第11話 天童豪太との出会い
涼介との約束が果たされたのは、桜が満開の時期を過ぎ、葉桜になろうとしている頃だった。
今にも雨が降り出しそうな天気だ。葉桜の緑が
指定された朝6時に剣道場に行くと、入口のドアが開いていた。
すでに人影がある。
大柄な男が竹刀を振っている。いや、竹刀ではない。木刀だ。しかも、物干し竿のように長い。一体、どれほどの重さがあるのか。キロ単位であることは確かだろう。それを子供用の竹刀のように軽々と振っている。
ヴォン、ヴォン……
と轟音を響かせ、道場内の空気を切り裂いている。
その風が咲のところまで届きそうだ。
傍らに目をやると、涼介もいる。審判を務めるという約束だったのだ。
二人とも剣道着姿だが、防具はまだ着けていない。
***
咲は道場内に足を踏み入れると、静かに一礼。
その気配に気づいて、大柄な男が木刀を振るう手を止め、言った。
「よう、君が桃屋二中の江戸むらさきか。俺に乳揉んでほしいらしいな」
「天童さん、何一つ合ってねぇ。八雲中学出身の浅村咲だ。全中を二連覇してる。天童さんに一丁揉んでほしい、つまり、稽古をつけてほしいんだと」
その涼介の説明に対して、咲が「違う」と言った。
「ボクは稽古をつけてもらいに来たんじゃない。君と真剣勝負をしに来たんだ」
「真剣勝負……?」
大柄な男の目つきが変わった。
「俺は真剣勝負ってぇのは殺し合いのことだと思ってるが、それでいいんだな?」
「かまわない」
二人の視線がぶつかり合い、火花が散る。
不穏な空気を察した涼介が割って入った。
「真剣勝負でもいいが、殺し合いはダメだ。それから、さっきも言ったように、突きはなし。体当たりや鍔迫り合いから押し飛ばすのもなし。
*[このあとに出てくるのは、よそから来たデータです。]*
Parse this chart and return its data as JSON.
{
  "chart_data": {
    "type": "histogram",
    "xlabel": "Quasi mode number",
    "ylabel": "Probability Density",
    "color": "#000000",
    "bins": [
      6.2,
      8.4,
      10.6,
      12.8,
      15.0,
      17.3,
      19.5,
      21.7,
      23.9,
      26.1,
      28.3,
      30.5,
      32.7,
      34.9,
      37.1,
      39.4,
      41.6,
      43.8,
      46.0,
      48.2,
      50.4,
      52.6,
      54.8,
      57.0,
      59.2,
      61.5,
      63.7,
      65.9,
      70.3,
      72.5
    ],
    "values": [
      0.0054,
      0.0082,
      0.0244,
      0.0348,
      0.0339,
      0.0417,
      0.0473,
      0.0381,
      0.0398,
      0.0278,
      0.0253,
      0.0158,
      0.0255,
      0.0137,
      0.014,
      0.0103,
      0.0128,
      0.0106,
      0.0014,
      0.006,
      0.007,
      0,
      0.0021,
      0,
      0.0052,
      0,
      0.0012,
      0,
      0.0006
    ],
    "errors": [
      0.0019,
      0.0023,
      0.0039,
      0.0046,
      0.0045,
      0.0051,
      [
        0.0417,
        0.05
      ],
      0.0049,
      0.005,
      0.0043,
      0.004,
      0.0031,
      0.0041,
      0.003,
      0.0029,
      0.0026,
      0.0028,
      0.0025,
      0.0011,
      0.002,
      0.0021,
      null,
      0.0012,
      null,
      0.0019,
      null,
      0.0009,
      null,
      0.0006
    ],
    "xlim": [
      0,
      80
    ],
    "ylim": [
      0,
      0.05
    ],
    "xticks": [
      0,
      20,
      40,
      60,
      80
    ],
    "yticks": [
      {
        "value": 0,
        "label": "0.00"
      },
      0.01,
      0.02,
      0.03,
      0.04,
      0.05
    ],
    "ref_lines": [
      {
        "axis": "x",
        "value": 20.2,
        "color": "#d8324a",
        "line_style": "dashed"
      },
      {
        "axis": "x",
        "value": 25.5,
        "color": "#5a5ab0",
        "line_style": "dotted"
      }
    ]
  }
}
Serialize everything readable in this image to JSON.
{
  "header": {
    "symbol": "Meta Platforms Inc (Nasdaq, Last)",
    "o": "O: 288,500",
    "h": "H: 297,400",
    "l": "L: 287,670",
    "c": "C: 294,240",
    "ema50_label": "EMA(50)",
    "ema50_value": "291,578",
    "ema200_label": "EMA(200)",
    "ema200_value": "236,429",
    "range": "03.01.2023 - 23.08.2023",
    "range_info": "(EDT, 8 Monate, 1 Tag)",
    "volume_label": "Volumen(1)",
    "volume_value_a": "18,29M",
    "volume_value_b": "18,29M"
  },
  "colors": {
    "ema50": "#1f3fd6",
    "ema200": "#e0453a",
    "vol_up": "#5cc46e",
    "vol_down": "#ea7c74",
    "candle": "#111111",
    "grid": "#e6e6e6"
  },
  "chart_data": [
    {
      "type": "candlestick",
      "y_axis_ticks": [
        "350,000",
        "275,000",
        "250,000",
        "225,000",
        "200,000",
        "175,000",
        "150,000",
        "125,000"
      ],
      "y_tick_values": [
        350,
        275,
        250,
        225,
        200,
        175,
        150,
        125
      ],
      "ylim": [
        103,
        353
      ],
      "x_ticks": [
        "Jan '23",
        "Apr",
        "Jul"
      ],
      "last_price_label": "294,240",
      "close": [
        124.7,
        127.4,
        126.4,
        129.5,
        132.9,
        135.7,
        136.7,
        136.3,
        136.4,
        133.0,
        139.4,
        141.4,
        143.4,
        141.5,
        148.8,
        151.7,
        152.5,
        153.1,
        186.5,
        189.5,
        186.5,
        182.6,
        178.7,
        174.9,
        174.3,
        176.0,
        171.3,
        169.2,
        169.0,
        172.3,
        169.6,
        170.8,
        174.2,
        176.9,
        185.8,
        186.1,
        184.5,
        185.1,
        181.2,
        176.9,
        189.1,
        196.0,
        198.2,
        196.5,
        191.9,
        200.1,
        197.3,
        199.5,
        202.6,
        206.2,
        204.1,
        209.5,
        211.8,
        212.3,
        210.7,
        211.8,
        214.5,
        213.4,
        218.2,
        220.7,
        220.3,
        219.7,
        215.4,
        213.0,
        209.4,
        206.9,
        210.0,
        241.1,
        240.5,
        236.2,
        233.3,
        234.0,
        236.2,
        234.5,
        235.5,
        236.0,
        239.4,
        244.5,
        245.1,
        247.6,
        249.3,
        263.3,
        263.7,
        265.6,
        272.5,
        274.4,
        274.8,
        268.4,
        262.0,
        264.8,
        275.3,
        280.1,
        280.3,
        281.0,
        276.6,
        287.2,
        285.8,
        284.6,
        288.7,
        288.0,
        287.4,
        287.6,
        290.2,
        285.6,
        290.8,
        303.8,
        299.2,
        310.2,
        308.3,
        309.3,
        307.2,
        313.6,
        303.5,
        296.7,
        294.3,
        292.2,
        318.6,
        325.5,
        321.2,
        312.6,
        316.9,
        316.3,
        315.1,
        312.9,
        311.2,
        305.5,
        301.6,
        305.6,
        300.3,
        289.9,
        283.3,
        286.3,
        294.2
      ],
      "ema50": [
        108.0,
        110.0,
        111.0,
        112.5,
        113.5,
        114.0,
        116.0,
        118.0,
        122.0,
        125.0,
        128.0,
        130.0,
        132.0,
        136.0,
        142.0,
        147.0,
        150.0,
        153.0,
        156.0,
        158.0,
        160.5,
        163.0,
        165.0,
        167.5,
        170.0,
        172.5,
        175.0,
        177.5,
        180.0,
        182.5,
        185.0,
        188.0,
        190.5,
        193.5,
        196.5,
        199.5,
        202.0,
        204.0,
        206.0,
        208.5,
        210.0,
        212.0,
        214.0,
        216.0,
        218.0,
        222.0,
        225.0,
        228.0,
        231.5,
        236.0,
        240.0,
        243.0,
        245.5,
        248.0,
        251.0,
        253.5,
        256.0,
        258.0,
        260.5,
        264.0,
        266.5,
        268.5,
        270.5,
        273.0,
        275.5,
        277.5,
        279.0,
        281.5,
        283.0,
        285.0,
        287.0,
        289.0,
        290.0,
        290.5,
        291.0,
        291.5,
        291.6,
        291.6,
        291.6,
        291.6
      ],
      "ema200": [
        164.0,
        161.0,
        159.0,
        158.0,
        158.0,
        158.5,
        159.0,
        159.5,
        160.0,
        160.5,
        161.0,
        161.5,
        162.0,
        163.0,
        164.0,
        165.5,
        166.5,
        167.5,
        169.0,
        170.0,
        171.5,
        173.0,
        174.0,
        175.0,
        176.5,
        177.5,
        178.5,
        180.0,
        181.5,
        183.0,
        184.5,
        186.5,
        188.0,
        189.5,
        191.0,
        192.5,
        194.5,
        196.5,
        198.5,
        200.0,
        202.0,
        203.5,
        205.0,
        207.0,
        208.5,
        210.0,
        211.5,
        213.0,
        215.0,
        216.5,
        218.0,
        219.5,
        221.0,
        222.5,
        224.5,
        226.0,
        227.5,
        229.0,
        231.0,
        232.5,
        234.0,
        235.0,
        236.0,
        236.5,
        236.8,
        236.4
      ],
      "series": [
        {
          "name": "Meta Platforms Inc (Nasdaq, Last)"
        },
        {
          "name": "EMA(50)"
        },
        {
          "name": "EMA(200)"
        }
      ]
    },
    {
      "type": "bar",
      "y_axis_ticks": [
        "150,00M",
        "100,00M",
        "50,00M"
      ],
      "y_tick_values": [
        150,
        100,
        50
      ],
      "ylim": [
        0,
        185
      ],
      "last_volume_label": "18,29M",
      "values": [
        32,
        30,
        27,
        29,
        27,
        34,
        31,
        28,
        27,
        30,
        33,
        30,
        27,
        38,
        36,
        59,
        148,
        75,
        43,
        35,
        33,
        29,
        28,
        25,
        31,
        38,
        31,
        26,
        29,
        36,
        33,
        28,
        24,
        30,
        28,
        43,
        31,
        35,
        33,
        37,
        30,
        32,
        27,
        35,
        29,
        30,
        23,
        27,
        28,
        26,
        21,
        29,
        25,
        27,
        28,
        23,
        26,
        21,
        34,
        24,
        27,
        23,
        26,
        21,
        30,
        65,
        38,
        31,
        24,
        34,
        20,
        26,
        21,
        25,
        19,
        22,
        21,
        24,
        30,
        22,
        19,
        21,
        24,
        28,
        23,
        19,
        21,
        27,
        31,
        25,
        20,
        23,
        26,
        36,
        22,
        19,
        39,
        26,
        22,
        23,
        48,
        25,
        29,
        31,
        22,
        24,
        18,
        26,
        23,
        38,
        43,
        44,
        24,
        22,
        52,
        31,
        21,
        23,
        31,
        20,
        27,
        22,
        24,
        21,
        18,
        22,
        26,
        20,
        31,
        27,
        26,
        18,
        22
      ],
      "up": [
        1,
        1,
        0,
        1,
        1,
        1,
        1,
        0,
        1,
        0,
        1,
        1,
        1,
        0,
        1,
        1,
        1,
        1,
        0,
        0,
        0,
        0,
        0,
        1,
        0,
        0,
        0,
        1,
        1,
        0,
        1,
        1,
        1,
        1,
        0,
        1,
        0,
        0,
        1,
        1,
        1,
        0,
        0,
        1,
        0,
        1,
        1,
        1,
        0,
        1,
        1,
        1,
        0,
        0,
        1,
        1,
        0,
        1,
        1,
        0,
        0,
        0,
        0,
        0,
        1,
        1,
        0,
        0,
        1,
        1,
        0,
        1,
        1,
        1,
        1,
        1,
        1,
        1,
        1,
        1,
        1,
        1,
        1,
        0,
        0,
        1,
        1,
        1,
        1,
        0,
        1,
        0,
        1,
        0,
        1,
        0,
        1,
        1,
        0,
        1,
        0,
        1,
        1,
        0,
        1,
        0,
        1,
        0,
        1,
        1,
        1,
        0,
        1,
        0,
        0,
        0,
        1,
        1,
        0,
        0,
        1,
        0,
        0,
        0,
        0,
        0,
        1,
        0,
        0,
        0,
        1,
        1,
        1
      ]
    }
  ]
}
それで先に一本取った方が勝ちだ」
「それのどこが真剣勝負なんだ?」
「あんた、留年して今年19になるおっさんだろ。相手はつい最近まで中学生だった女子だぞ。全部ありのルールでやったら、どんな怪我をさせるか分からねぇ」
「まあ、それでもいいけどよ、涼介。俺は相手が中学生だろうと、女だろうと、容赦はしねぇ。相手は刀を持って自分の前に立ってるんだ。斬らなきゃ斬られる。剣道ってのは、そういうもんだ」
「ぜひ、そうしてもらいたい」
と咲が
「ボクも君を斬るつもりでやるから」
「ほう。面白ぇじゃねーか」
雷鳴が轟き、雨が降りはじめた。